Every series — musical or otherwise — begins an anniversary at season opening (if you think about it). The Ronen Chamber Ensemble just celebrated the inaugural of their 20th a week ago Tuesday. Gratefully, the Hilbert Circle Theatre Wood Room was filled almost to the brim with devotees of musical esoterica.

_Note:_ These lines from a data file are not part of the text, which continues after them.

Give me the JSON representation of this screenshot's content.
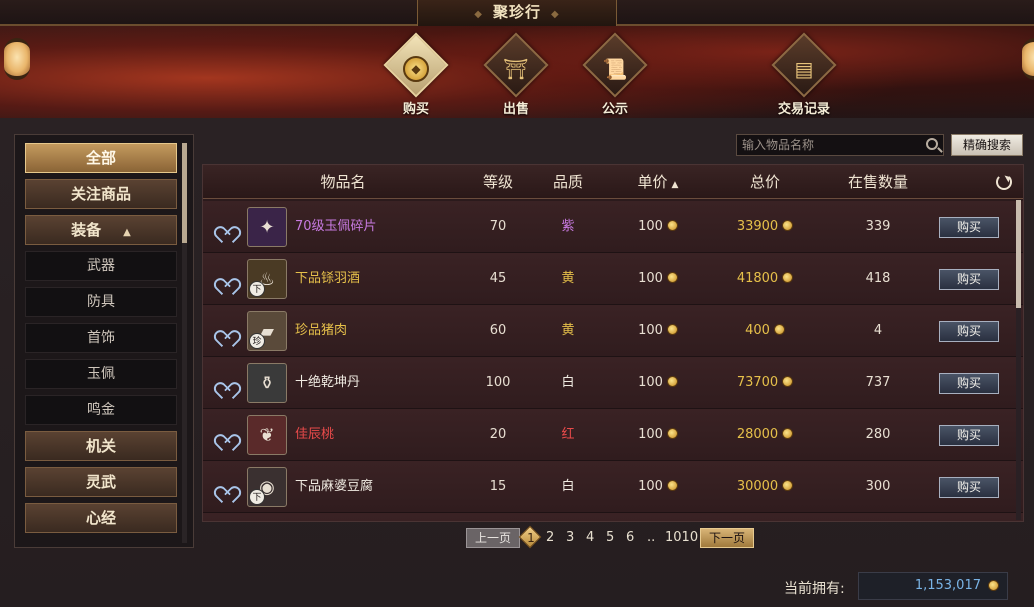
{
  "window": {
    "title": "聚珍行"
  },
  "nav": [
    {
      "label": "购买",
      "icon": "coin-icon",
      "active": true
    },
    {
      "label": "出售",
      "icon": "stall-icon",
      "active": false
    },
    {
      "label": "公示",
      "icon": "scroll-icon",
      "active": false
    },
    {
      "label": "交易记录",
      "icon": "book-icon",
      "active": false
    }
  ],
  "sidebar": {
    "items": [
      {
        "label": "全部",
        "type": "category",
        "active": true
      },
      {
        "label": "关注商品",
        "type": "category",
        "active": false
      },
      {
        "label": "装备",
        "type": "category",
        "expanded": true
      },
      {
        "label": "武器",
        "type": "sub"
      },
      {
        "label": "防具",
        "type": "sub"
      },
      {
        "label": "首饰",
        "type": "sub"
      },
      {
        "label": "玉佩",
        "type": "sub"
      },
      {
        "label": "鸣金",
        "type": "sub"
      },
      {
        "label": "机关",
        "type": "category"
      },
      {
        "label": "灵武",
        "type": "category"
      },
      {
        "label": "心经",
        "type": "category"
      }
    ]
  },
  "search": {
    "placeholder": "输入物品名称",
    "exact_label": "精确搜索"
  },
  "table": {
    "headers": {
      "name": "物品名",
      "level": "等级",
      "quality": "品质",
      "unit_price": "单价",
      "total": "总价",
      "qty": "在售数量"
    },
    "rows": [
      {
        "name": "70级玉佩碎片",
        "level": "70",
        "quality": "紫",
        "unit_price": "100",
        "total": "33900",
        "qty": "339",
        "buy": "购买",
        "name_color": "#c77ae0",
        "quality_color": "#c77ae0",
        "icon": "jade-shard-icon",
        "tier": "",
        "icon_bg": "#3a2448"
      },
      {
        "name": "下品铩羽酒",
        "level": "45",
        "quality": "黄",
        "unit_price": "100",
        "total": "41800",
        "qty": "418",
        "buy": "购买",
        "name_color": "#e6c04a",
        "quality_color": "#e6c04a",
        "icon": "wine-gourd-icon",
        "tier": "下",
        "icon_bg": "#4a3a24"
      },
      {
        "name": "珍品猪肉",
        "level": "60",
        "quality": "黄",
        "unit_price": "100",
        "total": "400",
        "qty": "4",
        "buy": "购买",
        "name_color": "#e6c04a",
        "quality_color": "#e6c04a",
        "icon": "pork-icon",
        "tier": "珍",
        "icon_bg": "#5a4a3a"
      },
      {
        "name": "十绝乾坤丹",
        "level": "100",
        "quality": "白",
        "unit_price": "100",
        "total": "73700",
        "qty": "737",
        "buy": "购买",
        "name_color": "#f0ebe2",
        "quality_color": "#f0ebe2",
        "icon": "pill-bottle-icon",
        "tier": "",
        "icon_bg": "#3a3a3a"
      },
      {
        "name": "佳辰桃",
        "level": "20",
        "quality": "红",
        "unit_price": "100",
        "total": "28000",
        "qty": "280",
        "buy": "购买",
        "name_color": "#e84a4a",
        "quality_color": "#e84a4a",
        "icon": "peach-icon",
        "tier": "",
        "icon_bg": "#5a2a2a"
      },
      {
        "name": "下品麻婆豆腐",
        "level": "15",
        "quality": "白",
        "unit_price": "100",
        "total": "30000",
        "qty": "300",
        "buy": "购买",
        "name_color": "#f0ebe2",
        "quality_color": "#f0ebe2",
        "icon": "tofu-dish-icon",
        "tier": "下",
        "icon_bg": "#3a3030"
      }
    ]
  },
  "pager": {
    "prev": "上一页",
    "next": "下一页",
    "current": "1",
    "pages": [
      "2",
      "3",
      "4",
      "5",
      "6",
      "..",
      "1010"
    ]
  },
  "wallet": {
    "label": "当前拥有:",
    "amount": "1,153,017"
  },
  "colors": {
    "gold": "#e6c04a",
    "accent": "#c49a5e"
  }
}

What they got was a friendly mixture of standard repertoire and almost brand new.
Butler composer-in-residence Michael Schelle’s ‘Berlin Archetype’ was featured at the opening concert of the Ronen Chamber Ensemble.
With each Ronen program scheduled this season to look back at some of the group’s past achievements, this one featured Butler composer-in-residence Michael Schelle’s Berlin Archetype for “cello solo with clarinet and piano.” Pianist Richard Ratliff and Ronen’s co-founders, clarinetist David Bellman and cellist Ingrid Fischer-Bellman, performed. They commissioned the piece and gave its first performance right here in the Wood Room on Oct. 16, 1990. Schelle describes it as his personal reaction to concurrent world events, including the fall of the Berlin Wall. Lasting about 15 minutes, Schelle’s work added a tom-tom drum on Ratliff’s left side and wind chimes on his right. At the piece’s conclusion, Indy’s favorite tenor, Steven Stolen, stood up from the audience and sang a few bars of Irving Berlin’s “What’ll I Do?” — to strengthen the “Berlin” allusion, a tie undoubtedly lost to most in attendance. That said, Berlin Archetype displays Schelle as a good, serious composer for one usually associated with musical satire. The piece contains ravishingly beautiful cello writing conveyed by Fischer-Bellman’s equally ravishing playing; she ended up dominating my attention. Rebecca Arrensen, Nancy Agres and Wendy Muston began the program with Debussy’s late-written Sonata for flute, viola and harp — the players listed in the instrument order. They delivered a seamless account of the second of six sonatas Debussy had planned to compose for diverse instruments; he completed three of them before his 1918 death. With an unusual collective timbre, Debussy’s very essence seemed embodied in this highly mature, uniquely individual score. On a much lighter vein (to latch onto a currently abused phrase), five Ronen players joined for Carl Maria von Weber’s Quintet in B-flat for clarinet and strings, Op. 34 (1815). If anyone could be said to bridge the gap between Classical and Romantic music, Weber would come first to mind. Bellman took front and center with nicely managed scale and passage runs profusely appearing throughout this four-movement work — a clarinet virtuoso display with the strings backing him up.